Prediction: Kennedy by submission
Strikeforce Women’s Welterweight Championship Bout
Marloes Coenen (champion) vs. Liz Carmouche
Carmouche is a late substitution for original challenger Miesha Tate, who is unable to participate due to a knee injury. However, it won’t be a huge adjustment for Coenen, as Carmouche figures to fight very similarly to how Tate would have- aggressively with with a penchant for takedowns.
Who wins the striking battle is anyone’s guess and could be a real adventure in and of itself, but I’m banking on this fight hitting the mat early and often. That’s where the real action will take place, as Carmouche will try to stay active and do damage while avoiding the considerable danger of Coenen’s ground game.
In a three-round fight, I may be more likely to give Carmouche a shot, since she could stay active and push the action for a close decision victory. However, In a five-rounder, I don’t see Carmouche’s cardio holding up well (even if she insists that she’s always in shape, which is probably fairly accurate).

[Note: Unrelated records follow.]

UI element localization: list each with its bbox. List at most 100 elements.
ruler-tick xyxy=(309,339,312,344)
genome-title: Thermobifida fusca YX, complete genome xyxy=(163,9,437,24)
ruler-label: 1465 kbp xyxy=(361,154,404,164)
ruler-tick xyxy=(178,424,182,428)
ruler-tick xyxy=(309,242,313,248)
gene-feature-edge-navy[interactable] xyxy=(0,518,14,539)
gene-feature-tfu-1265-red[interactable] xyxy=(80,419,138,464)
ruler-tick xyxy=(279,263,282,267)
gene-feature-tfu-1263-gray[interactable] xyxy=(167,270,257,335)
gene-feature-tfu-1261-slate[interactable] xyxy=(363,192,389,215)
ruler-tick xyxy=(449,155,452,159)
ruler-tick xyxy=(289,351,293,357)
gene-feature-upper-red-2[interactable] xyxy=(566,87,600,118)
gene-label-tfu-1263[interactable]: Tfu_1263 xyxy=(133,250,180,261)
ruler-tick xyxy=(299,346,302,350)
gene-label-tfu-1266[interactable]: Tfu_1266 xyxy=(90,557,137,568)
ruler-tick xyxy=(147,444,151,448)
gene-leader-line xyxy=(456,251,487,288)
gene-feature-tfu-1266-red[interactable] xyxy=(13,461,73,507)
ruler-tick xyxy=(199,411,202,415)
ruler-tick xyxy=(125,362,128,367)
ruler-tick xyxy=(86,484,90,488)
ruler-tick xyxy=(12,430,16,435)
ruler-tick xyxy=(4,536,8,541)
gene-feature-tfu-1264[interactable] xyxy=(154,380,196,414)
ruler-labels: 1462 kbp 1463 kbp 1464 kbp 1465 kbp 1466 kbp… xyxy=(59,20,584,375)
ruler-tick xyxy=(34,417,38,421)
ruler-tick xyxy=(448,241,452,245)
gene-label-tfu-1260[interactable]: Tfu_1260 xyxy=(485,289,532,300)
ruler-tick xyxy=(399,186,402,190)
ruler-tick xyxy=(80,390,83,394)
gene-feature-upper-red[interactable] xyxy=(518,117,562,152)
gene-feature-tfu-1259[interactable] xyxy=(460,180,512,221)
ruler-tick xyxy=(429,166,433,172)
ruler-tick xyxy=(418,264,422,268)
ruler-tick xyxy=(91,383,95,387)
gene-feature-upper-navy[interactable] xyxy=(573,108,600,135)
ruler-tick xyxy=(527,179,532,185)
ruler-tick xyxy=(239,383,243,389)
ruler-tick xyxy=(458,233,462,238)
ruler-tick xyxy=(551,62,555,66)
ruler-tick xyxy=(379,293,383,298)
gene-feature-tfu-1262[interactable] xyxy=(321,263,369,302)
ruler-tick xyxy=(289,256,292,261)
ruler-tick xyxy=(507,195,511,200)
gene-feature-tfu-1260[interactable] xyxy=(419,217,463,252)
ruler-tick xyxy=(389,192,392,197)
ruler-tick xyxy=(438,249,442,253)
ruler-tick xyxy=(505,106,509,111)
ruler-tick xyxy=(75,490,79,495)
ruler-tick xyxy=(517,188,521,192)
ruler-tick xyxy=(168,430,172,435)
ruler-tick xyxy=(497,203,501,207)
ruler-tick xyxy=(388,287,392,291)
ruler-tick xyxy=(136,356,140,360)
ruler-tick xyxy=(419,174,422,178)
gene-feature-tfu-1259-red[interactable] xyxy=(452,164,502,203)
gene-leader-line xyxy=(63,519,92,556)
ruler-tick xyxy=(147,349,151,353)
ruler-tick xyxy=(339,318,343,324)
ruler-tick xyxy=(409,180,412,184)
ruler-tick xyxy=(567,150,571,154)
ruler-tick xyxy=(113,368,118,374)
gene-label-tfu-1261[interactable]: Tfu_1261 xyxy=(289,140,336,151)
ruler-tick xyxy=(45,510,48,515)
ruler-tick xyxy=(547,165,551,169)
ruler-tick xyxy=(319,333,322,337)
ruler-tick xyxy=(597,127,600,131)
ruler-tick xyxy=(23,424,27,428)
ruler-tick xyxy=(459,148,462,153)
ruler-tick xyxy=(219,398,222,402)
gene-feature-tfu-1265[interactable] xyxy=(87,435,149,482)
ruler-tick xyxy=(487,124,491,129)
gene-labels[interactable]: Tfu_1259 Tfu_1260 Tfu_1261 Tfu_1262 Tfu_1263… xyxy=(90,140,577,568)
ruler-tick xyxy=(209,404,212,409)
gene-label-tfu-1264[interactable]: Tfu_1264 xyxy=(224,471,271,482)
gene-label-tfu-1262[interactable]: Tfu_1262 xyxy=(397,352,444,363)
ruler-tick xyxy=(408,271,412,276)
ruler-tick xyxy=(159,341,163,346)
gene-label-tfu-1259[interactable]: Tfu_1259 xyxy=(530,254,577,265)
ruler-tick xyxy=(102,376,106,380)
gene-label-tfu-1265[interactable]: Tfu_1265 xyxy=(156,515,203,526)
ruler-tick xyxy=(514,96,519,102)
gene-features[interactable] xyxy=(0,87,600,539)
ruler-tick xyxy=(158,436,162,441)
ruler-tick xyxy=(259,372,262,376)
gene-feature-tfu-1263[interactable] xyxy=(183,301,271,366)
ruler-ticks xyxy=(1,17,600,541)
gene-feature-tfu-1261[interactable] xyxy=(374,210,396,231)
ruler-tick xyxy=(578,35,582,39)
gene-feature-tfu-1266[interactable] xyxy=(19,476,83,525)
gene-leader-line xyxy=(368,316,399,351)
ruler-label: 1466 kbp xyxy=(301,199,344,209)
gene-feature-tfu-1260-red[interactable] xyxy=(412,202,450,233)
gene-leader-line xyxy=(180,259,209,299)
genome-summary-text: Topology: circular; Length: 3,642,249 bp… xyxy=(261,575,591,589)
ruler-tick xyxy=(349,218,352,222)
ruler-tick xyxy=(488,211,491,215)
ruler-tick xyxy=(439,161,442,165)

Furthermore, if she is in Coenen’s guard for the better part of 25 minutes, Coenen is going to exploit an opportunity at some point.
Carmouche may do some damage and may have her moments standing, but her best chance for victory (a KO or TKO stoppage) is unlikely, in my view. Coenen is too crafty and too good to allow a costly mistake or lapse of defense on the mat to cost her the title she worked so hard to earn.
Prediction: Coenen by submission
Strikeforce Light Heavyweight Championship Bout
Rafael “Feijao” Cavalcante (champion) vs. Dan Henderson
Feijao won the title in an upset victory over the talented MMA newbie “King Mo” Lawal, and is finally making his first defense just over six months later. While Feijao doesn’t do any one thing in amazing fashion, he’s a solid fighter with the tenacity to expose any moments of indecision or mistakes that his opponents may commit. Will that be enough to defeat someone like Dan Henderson?
The first problem you’ll notice is that Henderson is just plain better. Like, at everything. He’s a good enough striker, though he’s prone to getting into slugfests, and he has explosive power, particularly in his right hand. He has excellent offensive and defensive wrestling, and his jiu jitsu is capable enough should he end up in a bad spot or have to fend off submission attempts from an opponent’s guard. On top of that, his cardio is usually very good, particularly when he fights at 205 pounds, which is a better weight class for him as he continues to age.
Against Jake Shields, he may have lost but he showcased some very good scrambling and wrestling earlier, while also face-planting Shields with a right hand that I’m still amazed didn’t knock the champ out. Against Feijao, he’ll have the edge throughout the bout, and it’s hard to imagine Feijao finishing him or out-performing him in a five-round fight. Henderson is just too good, and he’ll be back on top after this one.